Parashat Beshalach 5778
We should not rejoice when a human being falls
This week’s parashah tells us about the crossing of the Red Sea by the Jews, their redemption from Egyptian oppression, the song “Shirat Hayam,” “The Song at the sea” which they sang, and their rejoicing at the miracle of having been saved.
This is one of the few times in the Torah that a poetic chant appears. Immediately after the Jews crossed the Red Sea, a large celebration arose, where they danced and sang. It was a true expression of thanksgiving and praise, produced from their own hearts through their movement and voices. After suffering so much fear and uncertainty, they were saved. It was a true hymn to life.

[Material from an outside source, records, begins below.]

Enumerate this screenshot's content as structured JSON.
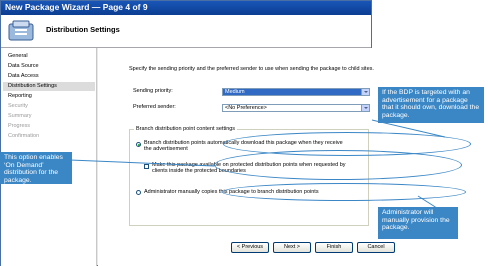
{
  "window": {
    "title": "New Package Wizard — Page 4 of 9"
  },
  "header": {
    "title": "Distribution Settings",
    "icon": "wizard-package-icon"
  },
  "nav": {
    "items": [
      {
        "label": "General",
        "state": "normal"
      },
      {
        "label": "Data Source",
        "state": "normal"
      },
      {
        "label": "Data Access",
        "state": "normal"
      },
      {
        "label": "Distribution Settings",
        "state": "active"
      },
      {
        "label": "Reporting",
        "state": "normal"
      },
      {
        "label": "Security",
        "state": "disabled"
      },
      {
        "label": "Summary",
        "state": "disabled"
      },
      {
        "label": "Progress",
        "state": "disabled"
      },
      {
        "label": "Confirmation",
        "state": "disabled"
      }
    ]
  },
  "main": {
    "description": "Specify the sending priority and the preferred sender to use when sending the package to child sites.",
    "sending_priority": {
      "label": "Sending priority:",
      "value": "Medium"
    },
    "preferred_sender": {
      "label": "Preferred sender:",
      "value": "<No Preference>"
    },
    "branch_group": {
      "title": "Branch distribution point content settings",
      "option_auto": "Branch distribution points automatically download this package when they receive the advertisement",
      "option_auto_checked": true,
      "checkbox_on_demand": "Make this package available on protected distribution points when requested by clients inside the protected boundaries",
      "checkbox_on_demand_checked": false,
      "option_manual": "Administrator manually copies this package to branch distribution points",
      "option_manual_checked": false
    }
  },
  "buttons": {
    "previous": "< Previous",
    "next": "Next >",
    "finish": "Finish",
    "cancel": "Cancel"
  },
  "callouts": {
    "top_right": "If the BDP is targeted with an advertisement for a package that it should own, download the package.",
    "left": "This option enables ‘On Demand’ distribution for the package.",
    "bottom_right": "Administrator will manually provision the package."
  },
  "colors": {
    "callout_blue": "#3b87c6",
    "title_bar": "#0b3d91",
    "selection": "#316ac5"
  }
}
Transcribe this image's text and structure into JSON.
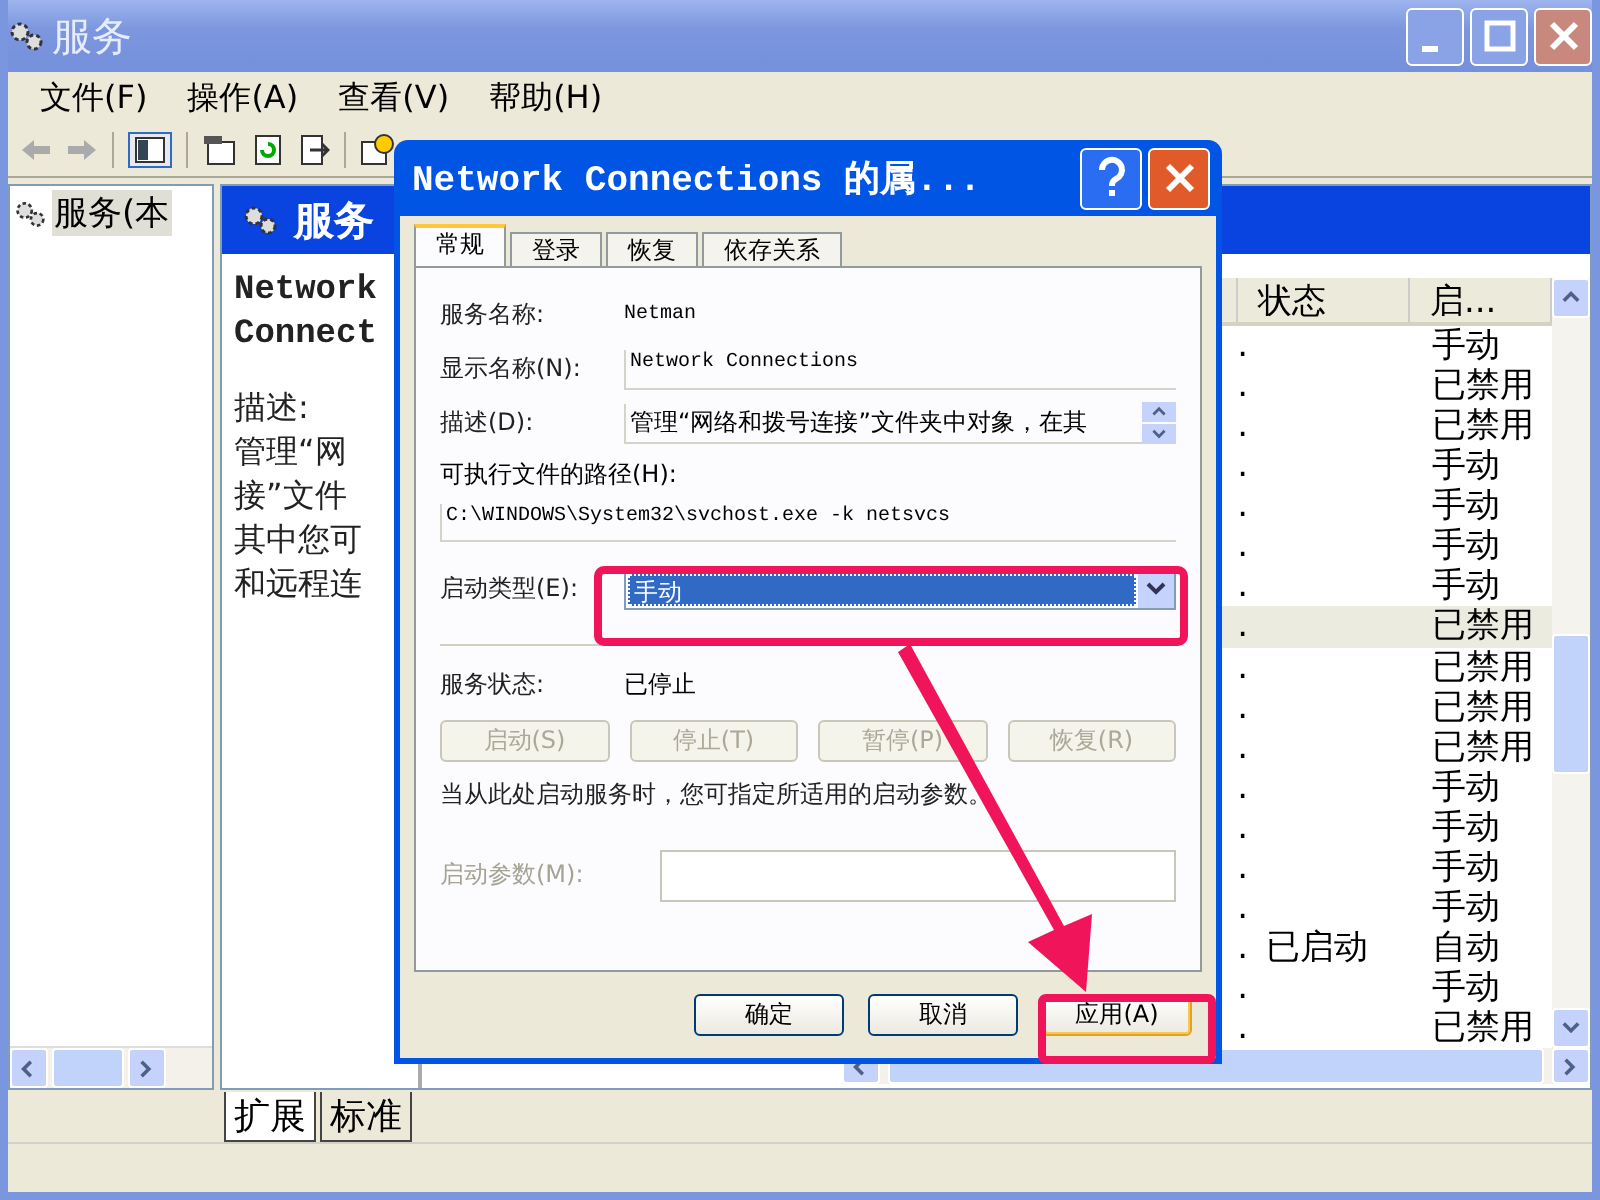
{
  "window": {
    "title": "服务"
  },
  "menu": [
    "文件(F)",
    "操作(A)",
    "查看(V)",
    "帮助(H)"
  ],
  "tree": {
    "items": [
      {
        "label": "服务(本",
        "selected": true
      }
    ]
  },
  "header": {
    "title": "服务"
  },
  "description_panel": {
    "name_lines": [
      "Network",
      "Connect"
    ],
    "lines": [
      "描述:",
      "管理“网",
      "接”文件",
      "其中您可",
      "和远程连"
    ]
  },
  "list": {
    "columns": [
      "状态",
      "启..."
    ],
    "rows": [
      {
        "column_1": ".",
        "startup": "手动",
        "selected": false
      },
      {
        "column_1": ".",
        "startup": "已禁用",
        "selected": false
      },
      {
        "column_1": ".",
        "startup": "已禁用",
        "selected": false
      },
      {
        "column_1": ".",
        "startup": "手动",
        "selected": false
      },
      {
        "column_1": ".",
        "startup": "手动",
        "selected": false
      },
      {
        "column_1": ".",
        "startup": "手动",
        "selected": false
      },
      {
        "column_1": ".",
        "startup": "手动",
        "selected": false
      },
      {
        "column_1": ".",
        "startup": "已禁用",
        "selected": true
      },
      {
        "column_1": ".",
        "startup": "已禁用",
        "selected": false
      },
      {
        "column_1": ".",
        "startup": "已禁用",
        "selected": false
      },
      {
        "column_1": ".",
        "startup": "已禁用",
        "selected": false
      },
      {
        "column_1": ".",
        "startup": "手动",
        "selected": false
      },
      {
        "column_1": ".",
        "startup": "手动",
        "selected": false
      },
      {
        "column_1": ".",
        "startup": "手动",
        "selected": false
      },
      {
        "column_1": ".",
        "startup": "手动",
        "selected": false
      },
      {
        "column_1": ".",
        "status": "已启动",
        "startup": "自动",
        "selected": false
      },
      {
        "column_1": ".",
        "startup": "手动",
        "selected": false
      },
      {
        "column_1": ".",
        "startup": "已禁用",
        "selected": false
      }
    ]
  },
  "bottom_tabs": [
    {
      "label": "扩展",
      "selected": true
    },
    {
      "label": "标准",
      "selected": false
    }
  ],
  "dialog": {
    "title": "Network Connections 的属...",
    "tabs": [
      {
        "label": "常规",
        "selected": true
      },
      {
        "label": "登录",
        "selected": false
      },
      {
        "label": "恢复",
        "selected": false
      },
      {
        "label": "依存关系",
        "selected": false
      }
    ],
    "service_name": {
      "label": "服务名称:",
      "value": "Netman"
    },
    "display_name": {
      "label": "显示名称(N):",
      "value": "Network Connections"
    },
    "description": {
      "label": "描述(D):",
      "value": "管理“网络和拨号连接”文件夹中对象，在其"
    },
    "path": {
      "label": "可执行文件的路径(H):",
      "value": "C:\\WINDOWS\\System32\\svchost.exe -k netsvcs"
    },
    "startup_type": {
      "label": "启动类型(E):",
      "value": "手动"
    },
    "service_status": {
      "label": "服务状态:",
      "value": "已停止"
    },
    "control_buttons": [
      {
        "label": "启动(S)",
        "disabled": true
      },
      {
        "label": "停止(T)",
        "disabled": true
      },
      {
        "label": "暂停(P)",
        "disabled": true
      },
      {
        "label": "恢复(R)",
        "disabled": true
      }
    ],
    "hint": "当从此处启动服务时，您可指定所适用的启动参数。",
    "start_params": {
      "label": "启动参数(M):",
      "disabled": true
    },
    "buttons": [
      {
        "label": "确定",
        "focused": false
      },
      {
        "label": "取消",
        "focused": false
      },
      {
        "label": "应用(A)",
        "focused": true
      }
    ]
  }
}
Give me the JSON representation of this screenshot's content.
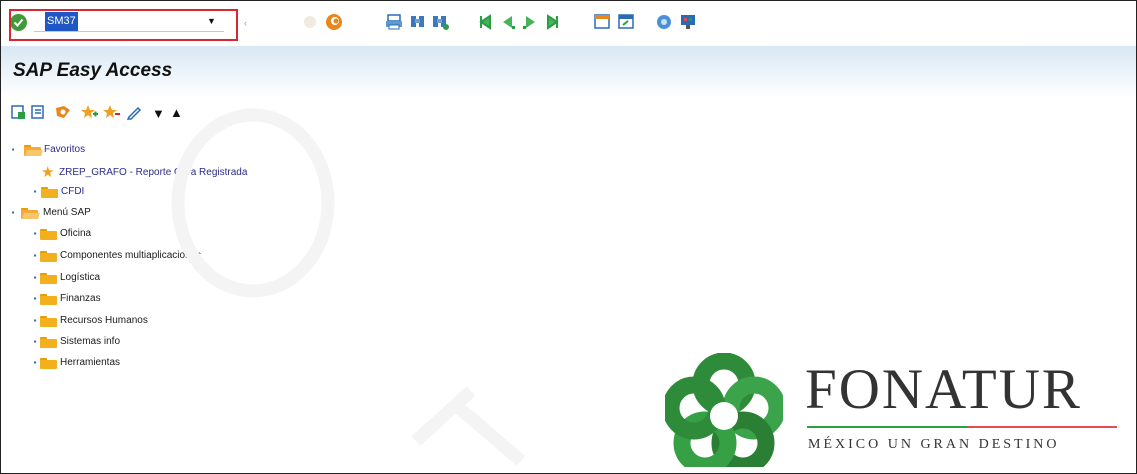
{
  "toolbar": {
    "command_value": "SM37",
    "icons": [
      "enter-check-icon",
      "back-icon",
      "exit-icon",
      "cancel-icon",
      "print-icon",
      "find-icon",
      "find-next-icon",
      "first-page-icon",
      "previous-page-icon",
      "next-page-icon",
      "last-page-icon",
      "create-session-icon",
      "shortcut-icon",
      "help-icon",
      "customize-layout-icon"
    ]
  },
  "title": "SAP Easy Access",
  "app_toolbar": [
    "user-menu-icon",
    "sap-menu-icon",
    "other-menu-icon",
    "add-favorite-icon",
    "delete-favorite-icon",
    "change-favorite-icon",
    "move-down-icon",
    "move-up-icon"
  ],
  "tree": {
    "favorites": {
      "label": "Favoritos",
      "items": [
        {
          "label": "ZREP_GRAFO - Reporte Obra Registrada",
          "type": "transaction"
        },
        {
          "label": "CFDI",
          "type": "folder"
        }
      ]
    },
    "sap_menu": {
      "label": "Menú SAP",
      "items": [
        {
          "label": "Oficina"
        },
        {
          "label": "Componentes multiaplicaciones"
        },
        {
          "label": "Logística"
        },
        {
          "label": "Finanzas"
        },
        {
          "label": "Recursos Humanos"
        },
        {
          "label": "Sistemas info"
        },
        {
          "label": "Herramientas"
        }
      ]
    }
  },
  "logo": {
    "name": "FONATUR",
    "tagline": "MÉXICO UN GRAN DESTINO"
  },
  "colors": {
    "highlight_border": "#d9262f",
    "selection": "#1f57c5",
    "folder": "#f2b01e",
    "logo_green": "#2e9f43",
    "logo_red": "#e24c52"
  }
}
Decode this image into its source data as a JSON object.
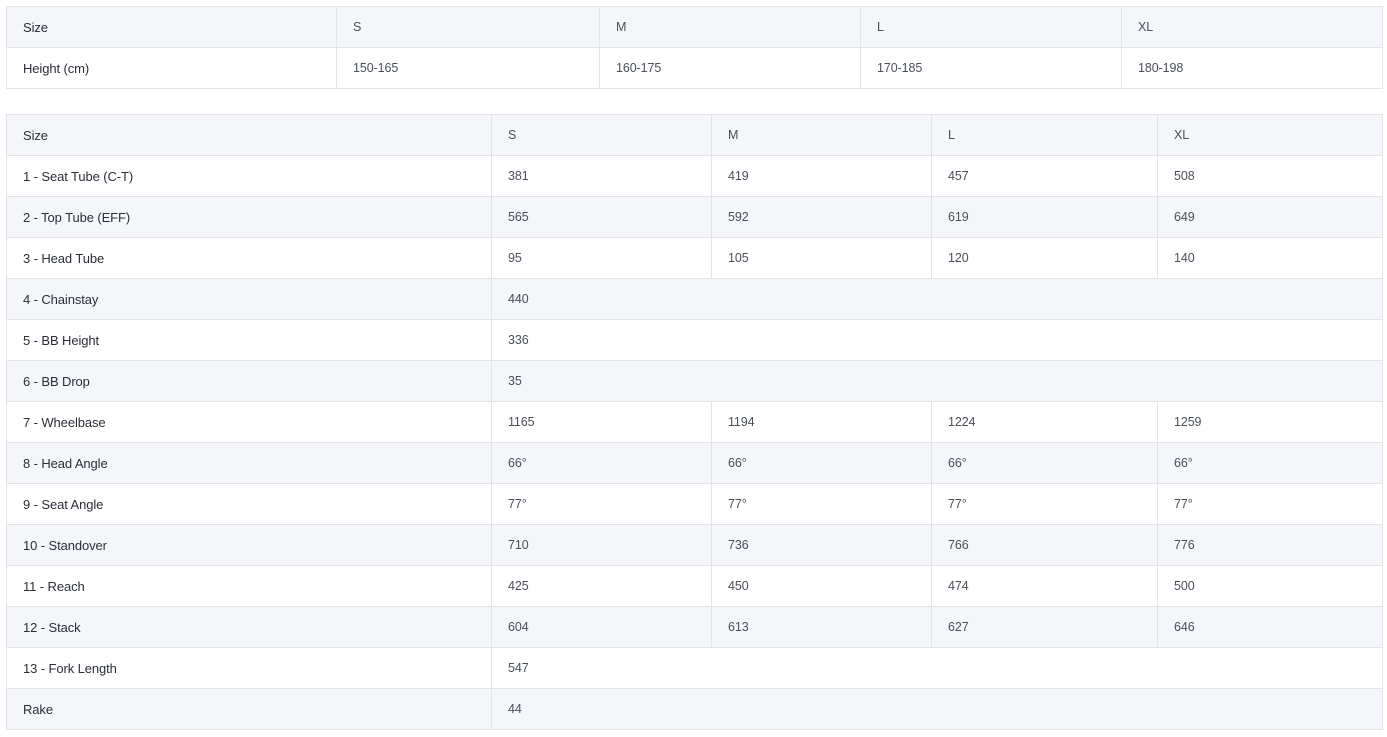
{
  "size_table": {
    "header": [
      "Size",
      "S",
      "M",
      "L",
      "XL"
    ],
    "rows": [
      [
        "Height (cm)",
        "150-165",
        "160-175",
        "170-185",
        "180-198"
      ]
    ]
  },
  "geometry_table": {
    "header": [
      "Size",
      "S",
      "M",
      "L",
      "XL"
    ],
    "rows": [
      [
        "1 - Seat Tube (C-T)",
        "381",
        "419",
        "457",
        "508"
      ],
      [
        "2 - Top Tube (EFF)",
        "565",
        "592",
        "619",
        "649"
      ],
      [
        "3 - Head Tube",
        "95",
        "105",
        "120",
        "140"
      ],
      [
        "4 - Chainstay",
        "440"
      ],
      [
        "5 - BB Height",
        "336"
      ],
      [
        "6 - BB Drop",
        "35"
      ],
      [
        "7 - Wheelbase",
        "1165",
        "1194",
        "1224",
        "1259"
      ],
      [
        "8 - Head Angle",
        "66°",
        "66°",
        "66°",
        "66°"
      ],
      [
        "9 - Seat Angle",
        "77°",
        "77°",
        "77°",
        "77°"
      ],
      [
        "10 - Standover",
        "710",
        "736",
        "766",
        "776"
      ],
      [
        "11 - Reach",
        "425",
        "450",
        "474",
        "500"
      ],
      [
        "12 - Stack",
        "604",
        "613",
        "627",
        "646"
      ],
      [
        "13 - Fork Length",
        "547"
      ],
      [
        "Rake",
        "44"
      ]
    ]
  }
}
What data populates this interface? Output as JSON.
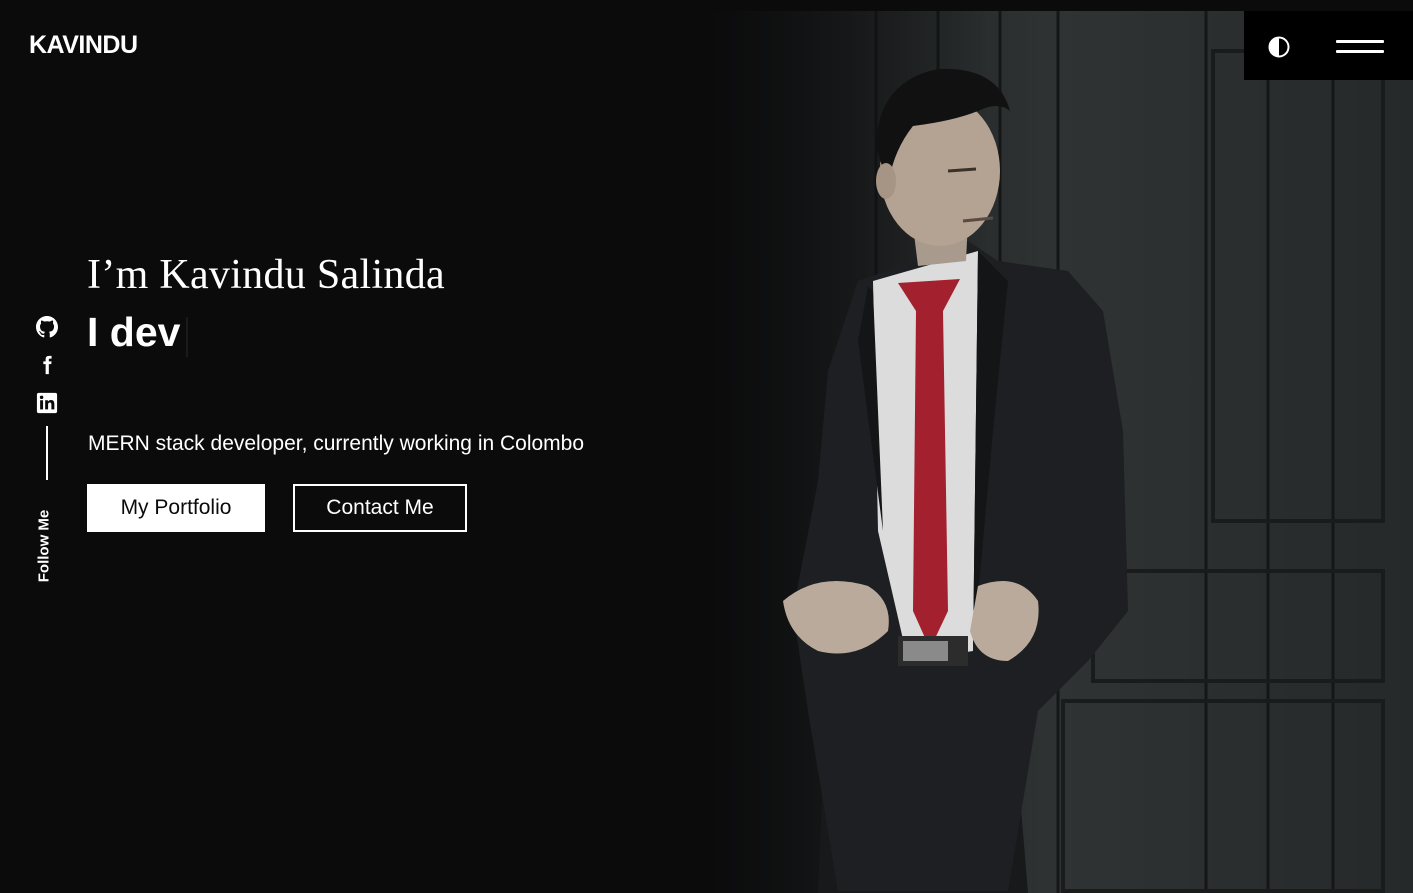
{
  "header": {
    "logo": "KAVINDU",
    "theme_toggle_icon": "contrast-icon",
    "menu_icon": "hamburger-menu-icon"
  },
  "social": {
    "items": [
      {
        "name": "github",
        "icon": "github-icon"
      },
      {
        "name": "facebook",
        "icon": "facebook-icon"
      },
      {
        "name": "linkedin",
        "icon": "linkedin-icon"
      }
    ],
    "follow_label": "Follow Me"
  },
  "hero": {
    "intro": "I’m Kavindu Salinda",
    "typed_text": "I dev",
    "description": "MERN stack developer, currently working in Colombo",
    "buttons": {
      "portfolio": "My Portfolio",
      "contact": "Contact Me"
    }
  },
  "colors": {
    "background": "#0b0b0c",
    "text": "#ffffff",
    "tie": "#a3202e",
    "door": "#2a2d2d"
  }
}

However, it was not all joy. The Torah tells us that “the waters turned back and covered the chariots and the horsemen – Pharaoh’s entire army that followed them into the sea; not one of them remained” (Sh’mot 14: 28). The Egyptians who pursued the Hebrews were drowned in the sea.
It is written in the Talmud: “The Holy One, Blessed be He, does not rejoice over the downfall of the wicked. Rabbi Yoḥanan said: What is the meaning of that which is written: “And the one came not near the other all the night” (Exodus 14:20)? The ministering angels wanted to sing their song, for the angels would sing songs to each other, as it states: “And they called out to each other and said” (Isaiah 6:3), but the Holy One, Blessed be He, said: The work of My hands, the Egyptians, are drowning at sea, and you wish to sing songs? This indicates that God does not rejoice over the downfall of the wicked” (Talmud Bavli Masechet Megilla 10b).
The angels wanted to sing but God was angry at them and argued that the divinity cannot rejoice over the downfall of human beings, despite the fact that they were enemies of the people of Israel.
You may find a similar idea in the Book of Proverbs: “If your enemy falls, do not exult; If he trips, let your heart not rejoice” (Proverbs 24:10).
I believe this is a good lesson for us. We should not rejoice when any human being is fallen. The Hebrews were redeemed, but the Egyptians were drowning. The joy cannot be complete.
We find an example of this principle in the chanting of Hallel during the Pesach festival. Hallel is a group of Psalms of Praise (Psalms 113-118), included within the liturgy of most Jewish festivals as a way to express our gratitude, praise, and joy in each commemoration. However, on the last six days of Passover we don’t pray the full Halllel; we skip two psalms.
According to our tradition, the seventh day of Pesach was the day when the Jews were saved, but it was also the day when many Egyptian soldiers drowned in the Red Sea. Although the Jews were saved from death and persecution of the Egyptians, it cannot be a day of full joy, given that human beings lost their lives. God was saddened by the death of the Egyptians, so God is not able to listen to praises.
When we recall the story of Passover, we shouldn’t forget that the Jews were saved but several Egyptians died. Although there are people, even today, who rejoice on the death even of neighbors, if they were opponents in some cause, our tradition teaches us to be sensitive to such loses. The death of any human being, notwithstanding their convictions, thoughts, and ideologies, cannot be a reason for rejoicing.